Aún a pesar de lo que creía imposible, la forma en que Jîldael respondió a su beso, hizo revivir un trozo de esa parte que él ya creía muerta. Pudo sentir y ser consciente de como su ser era capaz de volver a vibrar, de volver a emocionarse y sentir por la culpa de un beso. Supo entonces que, aún a pesar de no haber dicho palabra alguna, había elegido lo correcto, que aún tenía esperanzas, que su futuro aún podía ser escrito por una pluma diferente y que las páginas de su vida aún no llegaban a su fin.

Le regresó la mirada cuando ella buscó sus ojos y se dejó hacer, se dejó dibujar y unir su frente a la de ella en un gesto tan intimo y tan cómplice como el de dos gotas de agua que se han unido en el mismo cristal para hacer una sola, más grande y poderosa. Se aferró de su cintura, recordando a través de su tacto la perfección de su cuerpo, disfrutando a través de sus ojos la contemplación de su belleza y, por un par de segundos, se sintió afortunado.

Fue entonces cuando sus palabras le confundieron.

¿Fatal y terrible destino? Fatal y terrible destino ¿por qué? No entendía a lo que se refería y una parte de sí le decía que quizás era mejor no entender, mas no hubo tiempo a preguntas cuando ella le tomó de la mano y le arrastró hasta el linde de los jardines para detenerse y mirarle con esos ojos suyos, tan atrayentes y desafiantes, tan magnéticos y tan salvajes que el Duque no pudo resistirse a sus deseos de abrazarla y besarla una vez más, pero ella, tan juguetona y maliciosa, se escabulló de su agarre con una sonrisa coqueta y un contorneo sugerente. Emerick sonrió y se dispuso a seguirla, pero el lobo era desconfiado y sus instintos eran fuertes.

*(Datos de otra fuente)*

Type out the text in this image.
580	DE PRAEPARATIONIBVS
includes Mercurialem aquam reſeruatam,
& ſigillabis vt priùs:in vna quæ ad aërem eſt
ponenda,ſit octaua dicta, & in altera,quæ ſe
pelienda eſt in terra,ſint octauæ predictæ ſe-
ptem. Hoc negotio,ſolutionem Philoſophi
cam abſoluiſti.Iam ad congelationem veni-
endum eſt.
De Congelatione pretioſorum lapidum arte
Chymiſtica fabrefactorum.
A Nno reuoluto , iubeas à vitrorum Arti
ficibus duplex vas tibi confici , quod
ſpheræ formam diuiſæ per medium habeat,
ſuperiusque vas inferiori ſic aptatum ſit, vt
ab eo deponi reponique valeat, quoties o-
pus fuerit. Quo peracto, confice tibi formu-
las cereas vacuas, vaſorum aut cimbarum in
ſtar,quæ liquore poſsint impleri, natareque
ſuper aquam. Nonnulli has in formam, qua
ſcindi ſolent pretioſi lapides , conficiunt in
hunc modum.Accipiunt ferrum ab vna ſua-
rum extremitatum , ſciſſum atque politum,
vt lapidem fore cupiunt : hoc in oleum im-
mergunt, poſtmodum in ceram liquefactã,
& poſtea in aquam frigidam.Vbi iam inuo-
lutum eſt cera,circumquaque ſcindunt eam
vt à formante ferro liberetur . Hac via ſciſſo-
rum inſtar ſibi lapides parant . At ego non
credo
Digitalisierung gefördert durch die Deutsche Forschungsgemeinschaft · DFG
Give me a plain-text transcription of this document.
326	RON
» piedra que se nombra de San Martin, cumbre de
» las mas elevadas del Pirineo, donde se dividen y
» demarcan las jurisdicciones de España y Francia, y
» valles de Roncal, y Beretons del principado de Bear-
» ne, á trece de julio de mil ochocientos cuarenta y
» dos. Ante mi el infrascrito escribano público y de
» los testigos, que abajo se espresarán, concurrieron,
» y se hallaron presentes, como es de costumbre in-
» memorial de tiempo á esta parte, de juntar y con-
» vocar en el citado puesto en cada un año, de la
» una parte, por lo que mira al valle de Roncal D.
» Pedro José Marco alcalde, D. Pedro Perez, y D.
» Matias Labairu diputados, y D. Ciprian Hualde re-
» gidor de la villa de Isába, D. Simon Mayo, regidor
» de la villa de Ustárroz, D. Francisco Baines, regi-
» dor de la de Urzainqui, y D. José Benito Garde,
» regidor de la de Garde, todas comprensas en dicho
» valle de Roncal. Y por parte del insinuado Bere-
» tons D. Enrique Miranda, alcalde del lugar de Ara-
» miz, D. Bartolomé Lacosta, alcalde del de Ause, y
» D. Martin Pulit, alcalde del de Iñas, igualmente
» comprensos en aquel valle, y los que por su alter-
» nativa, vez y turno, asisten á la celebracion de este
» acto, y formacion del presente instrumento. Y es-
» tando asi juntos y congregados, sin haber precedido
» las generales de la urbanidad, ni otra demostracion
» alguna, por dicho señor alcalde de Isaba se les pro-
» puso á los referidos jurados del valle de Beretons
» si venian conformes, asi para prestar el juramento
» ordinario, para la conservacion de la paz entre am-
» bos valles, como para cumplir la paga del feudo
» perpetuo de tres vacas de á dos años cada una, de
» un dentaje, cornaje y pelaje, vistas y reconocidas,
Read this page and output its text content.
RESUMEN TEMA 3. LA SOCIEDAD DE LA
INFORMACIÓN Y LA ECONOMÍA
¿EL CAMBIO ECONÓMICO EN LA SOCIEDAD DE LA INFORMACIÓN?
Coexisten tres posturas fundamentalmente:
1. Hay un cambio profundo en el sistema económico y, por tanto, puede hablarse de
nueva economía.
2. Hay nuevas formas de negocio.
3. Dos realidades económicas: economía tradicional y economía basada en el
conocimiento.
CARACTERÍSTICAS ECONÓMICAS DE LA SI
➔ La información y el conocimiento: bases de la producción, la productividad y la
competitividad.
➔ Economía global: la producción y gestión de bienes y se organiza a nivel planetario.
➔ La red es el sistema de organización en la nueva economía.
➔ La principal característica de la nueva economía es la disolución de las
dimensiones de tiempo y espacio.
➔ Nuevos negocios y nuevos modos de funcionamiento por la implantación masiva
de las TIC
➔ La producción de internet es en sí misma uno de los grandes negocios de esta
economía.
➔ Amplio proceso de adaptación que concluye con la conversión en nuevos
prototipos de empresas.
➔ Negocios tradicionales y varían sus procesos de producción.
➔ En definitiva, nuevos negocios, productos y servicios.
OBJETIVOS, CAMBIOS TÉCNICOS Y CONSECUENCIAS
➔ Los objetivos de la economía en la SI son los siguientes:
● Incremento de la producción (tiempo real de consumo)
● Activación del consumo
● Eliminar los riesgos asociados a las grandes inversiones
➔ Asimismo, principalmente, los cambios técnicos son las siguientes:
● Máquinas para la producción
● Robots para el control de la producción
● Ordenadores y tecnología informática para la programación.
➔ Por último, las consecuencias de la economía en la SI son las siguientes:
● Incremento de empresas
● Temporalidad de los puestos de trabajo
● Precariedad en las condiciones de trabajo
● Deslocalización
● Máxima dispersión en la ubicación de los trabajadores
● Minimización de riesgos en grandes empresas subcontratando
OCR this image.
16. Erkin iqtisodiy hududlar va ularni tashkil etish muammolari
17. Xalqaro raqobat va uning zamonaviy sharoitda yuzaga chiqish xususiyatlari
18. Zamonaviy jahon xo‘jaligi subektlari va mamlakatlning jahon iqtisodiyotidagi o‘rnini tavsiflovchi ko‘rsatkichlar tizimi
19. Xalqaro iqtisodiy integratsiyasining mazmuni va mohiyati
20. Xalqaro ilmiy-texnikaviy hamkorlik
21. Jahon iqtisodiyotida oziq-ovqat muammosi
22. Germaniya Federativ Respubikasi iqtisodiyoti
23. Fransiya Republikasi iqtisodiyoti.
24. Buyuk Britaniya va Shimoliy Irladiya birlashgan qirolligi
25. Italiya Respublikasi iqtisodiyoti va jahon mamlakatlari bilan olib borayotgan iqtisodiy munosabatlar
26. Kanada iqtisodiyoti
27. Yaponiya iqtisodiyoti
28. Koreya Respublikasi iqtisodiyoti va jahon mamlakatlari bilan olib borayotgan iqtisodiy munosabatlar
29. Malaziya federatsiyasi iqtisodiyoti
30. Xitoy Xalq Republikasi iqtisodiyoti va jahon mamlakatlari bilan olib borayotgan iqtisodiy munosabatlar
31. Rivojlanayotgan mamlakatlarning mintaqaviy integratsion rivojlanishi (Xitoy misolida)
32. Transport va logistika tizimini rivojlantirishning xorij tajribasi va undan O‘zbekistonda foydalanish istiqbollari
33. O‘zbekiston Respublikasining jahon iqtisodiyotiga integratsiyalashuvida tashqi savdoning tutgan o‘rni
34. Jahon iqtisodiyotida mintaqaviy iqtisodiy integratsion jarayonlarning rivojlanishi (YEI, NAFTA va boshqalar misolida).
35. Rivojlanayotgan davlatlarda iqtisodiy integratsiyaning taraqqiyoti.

Por una milésima de segundo, una micra, se le pasó por la cabeza que quizás aquello era una emboscada, que ahí, en los mismos lugares que momentos atrás había pisado, se encontraba Charles entre las sombras, esperándole para vengar su desgraciado orgullo. Su nariz actuó más rápido que sus ojos y el lobo olfateó el aire con descaro, buscando en aquel edificio por la huella del Maestre, pero su rastro no se encontraba en casa. Arrugó la nariz ligeramente, con suspicacia, y sólo cuando estuvo seguro, volvió a posar su atención sobre la felina que se escabullía a través de las escaleras, invitándole a seguirle. Lo hizo, le siguió como polilla a luz; ciego, indefenso, entregado, aturdido.

Apresuró el paso, entre ansioso y curioso, con el niño travieso escabulléndosele por entre los poros, hasta agarrarle por uno de sus brazos y hacerle girar para caer en sus brazos en donde ella, en lugar de besarle, miró hacia un costado, haciéndole mirar también. Ahí estaba una habitación, su habitación, con las puertas abiertas y el lecho ligeramente desordenado, como si ella hubiese descansado ahí momentos antes con el propósito y el tiempo necesarios para impregnar las sábanas con su esencia.

Y entonces… el tiempo pareció detenerse.

Su cuerpo sugirió congelarse y las mariposas de su vientre se posaron silenciosas en las paredes sin atrever a moverse. El Lobo mismo se quedó estático, contemplando el lecho como si aquel fuese el dictamen final de su sentencia de vida. Sólo sus ojos se movieron para mirar a la Pantera cuando ella le cogió una mano para besarla y dar un paso hacia el interior de aquel dormitorio, sin mirarle a la cara.

Emerick entreabrió la boca, quería decir tantas cosas, pensaba tantas más, pero ninguna de ellas sonaba coherente, oportuna.

¿Qué estaba haciendo ahí? ¿Qué le había llevado a meterse en ese lugar… en ese momento? Lo sabía, por supuesto que lo sabía, pero no había sido sino hasta ver las sábanas pendencieras gritándole mudamente para reclamarle su destino. Cualquier otro hombre hubiese matado por estar en su lugar en ese momento o le hubiese tratado de idiota por detenerse, por dudar.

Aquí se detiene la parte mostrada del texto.